Hellp syndrome (hemolyisis, elevated liver enzymes and low platelets)‎ : a review of the pathophysiology, diagnosis, management and anaesthetic considerations

Abstract EN

HELLP syndrome (hemolyisis, elevated liver enzymes, low platelets) is associated with poor maternal and fetal outcomes.

Maternal mortality has been estimated as high as 24%.

These patients are also at greater risks from pulmonary edema, adult respiratory distress syndrome (ARDS), abruptio placentae, disseminated intravascular coagulopathy (DIC), ruptured liver hematomas, and acute renal failure (ARF).

Perinatal mortality is equally high ranging from 79 to 367 per 1000 live births, and neonatal complications correlate with the severity of maternal disease.

Many clinicians view HELLP syndrome as an entity of preeclampsia, and with the varied symptomatology, the initial diagnosis may be obscured.

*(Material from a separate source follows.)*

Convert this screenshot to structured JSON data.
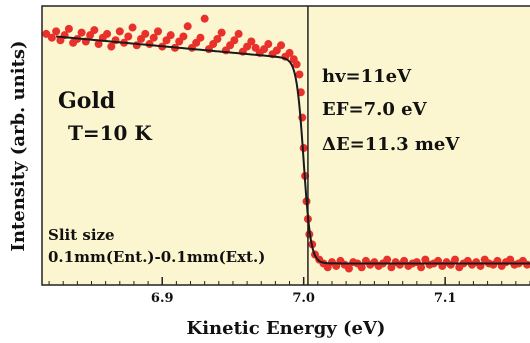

Prodromal signs include: 1) right upper quadrant and/or epigastric pain, 2) nausea and vomiting, 3) headache, 4) visual changes, 5) increased tendency to bleed from minor trauma, 6) jaundice, 7) diarrhea and 8) shoulder or neck pain.

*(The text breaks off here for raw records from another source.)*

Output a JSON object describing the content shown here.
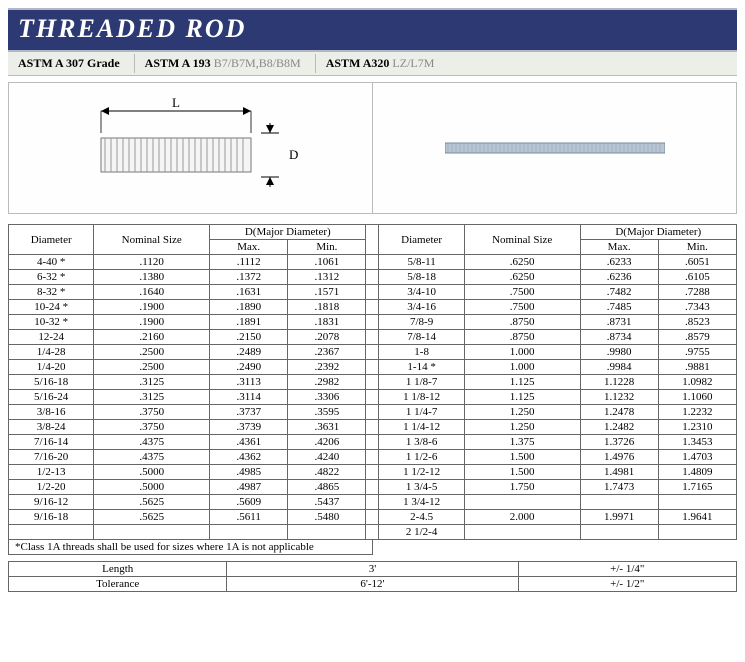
{
  "title": "THREADED ROD",
  "standards": [
    {
      "bold": "ASTM A 307 Grade",
      "light": ""
    },
    {
      "bold": "ASTM A 193",
      "light": "B7/B7M,B8/B8M"
    },
    {
      "bold": "ASTM A320",
      "light": "LZ/L7M"
    }
  ],
  "diagram": {
    "L": "L",
    "D": "D"
  },
  "table": {
    "headers": {
      "dia": "Diameter",
      "nom": "Nominal Size",
      "dmaj": "D(Major Diameter)",
      "max": "Max.",
      "min": "Min."
    },
    "left": [
      [
        "4-40 *",
        ".1120",
        ".1112",
        ".1061"
      ],
      [
        "6-32 *",
        ".1380",
        ".1372",
        ".1312"
      ],
      [
        "8-32 *",
        ".1640",
        ".1631",
        ".1571"
      ],
      [
        "10-24 *",
        ".1900",
        ".1890",
        ".1818"
      ],
      [
        "10-32 *",
        ".1900",
        ".1891",
        ".1831"
      ],
      [
        "12-24",
        ".2160",
        ".2150",
        ".2078"
      ],
      [
        "1/4-28",
        ".2500",
        ".2489",
        ".2367"
      ],
      [
        "1/4-20",
        ".2500",
        ".2490",
        ".2392"
      ],
      [
        "5/16-18",
        ".3125",
        ".3113",
        ".2982"
      ],
      [
        "5/16-24",
        ".3125",
        ".3114",
        ".3306"
      ],
      [
        "3/8-16",
        ".3750",
        ".3737",
        ".3595"
      ],
      [
        "3/8-24",
        ".3750",
        ".3739",
        ".3631"
      ],
      [
        "7/16-14",
        ".4375",
        ".4361",
        ".4206"
      ],
      [
        "7/16-20",
        ".4375",
        ".4362",
        ".4240"
      ],
      [
        "1/2-13",
        ".5000",
        ".4985",
        ".4822"
      ],
      [
        "1/2-20",
        ".5000",
        ".4987",
        ".4865"
      ],
      [
        "9/16-12",
        ".5625",
        ".5609",
        ".5437"
      ],
      [
        "9/16-18",
        ".5625",
        ".5611",
        ".5480"
      ]
    ],
    "right": [
      [
        "5/8-11",
        ".6250",
        ".6233",
        ".6051"
      ],
      [
        "5/8-18",
        ".6250",
        ".6236",
        ".6105"
      ],
      [
        "3/4-10",
        ".7500",
        ".7482",
        ".7288"
      ],
      [
        "3/4-16",
        ".7500",
        ".7485",
        ".7343"
      ],
      [
        "7/8-9",
        ".8750",
        ".8731",
        ".8523"
      ],
      [
        "7/8-14",
        ".8750",
        ".8734",
        ".8579"
      ],
      [
        "1-8",
        "1.000",
        ".9980",
        ".9755"
      ],
      [
        "1-14 *",
        "1.000",
        ".9984",
        ".9881"
      ],
      [
        "1 1/8-7",
        "1.125",
        "1.1228",
        "1.0982"
      ],
      [
        "1 1/8-12",
        "1.125",
        "1.1232",
        "1.1060"
      ],
      [
        "1 1/4-7",
        "1.250",
        "1.2478",
        "1.2232"
      ],
      [
        "1 1/4-12",
        "1.250",
        "1.2482",
        "1.2310"
      ],
      [
        "1 3/8-6",
        "1.375",
        "1.3726",
        "1.3453"
      ],
      [
        "1 1/2-6",
        "1.500",
        "1.4976",
        "1.4703"
      ],
      [
        "1 1/2-12",
        "1.500",
        "1.4981",
        "1.4809"
      ],
      [
        "1 3/4-5",
        "1.750",
        "1.7473",
        "1.7165"
      ],
      [
        "1 3/4-12",
        "",
        "",
        ""
      ],
      [
        "2-4.5",
        "2.000",
        "1.9971",
        "1.9641"
      ],
      [
        "2 1/2-4",
        "",
        "",
        ""
      ]
    ],
    "footnote": "*Class 1A threads shall be used for sizes where 1A is not applicable"
  },
  "tolerance": {
    "rows": [
      [
        "Length",
        "3'",
        "+/- 1/4\""
      ],
      [
        "Tolerance",
        "6'-12'",
        "+/- 1/2\""
      ]
    ]
  },
  "colors": {
    "titleBg": "#2c3972",
    "titleText": "#ffffff",
    "border": "#666666",
    "light": "#888888"
  }
}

Prior to delivery, aggressive obstetric management is directed toward stabilization of the affected organ systems and timely interruption of the pregnancy in the early phase of accelerated disease progression.

Definitive therapy is delivery.

Parturients with HELLP syndrome are often critically ill; their infants are frequently premature and compromised.

Management criteria should include a multidisciplinary approach in a tertiary care centre.

The obstetric anaesthesia personnel should perform a thorough preanaesthetic evaluation and have considerable knowledge of the pathophysiology of this syndrome.

Unless significant coagulopathy is diagnosed, epidural anaesthesia is preferred over general anaesthesia, and spinal anaesthesia is perhaps contraindicated.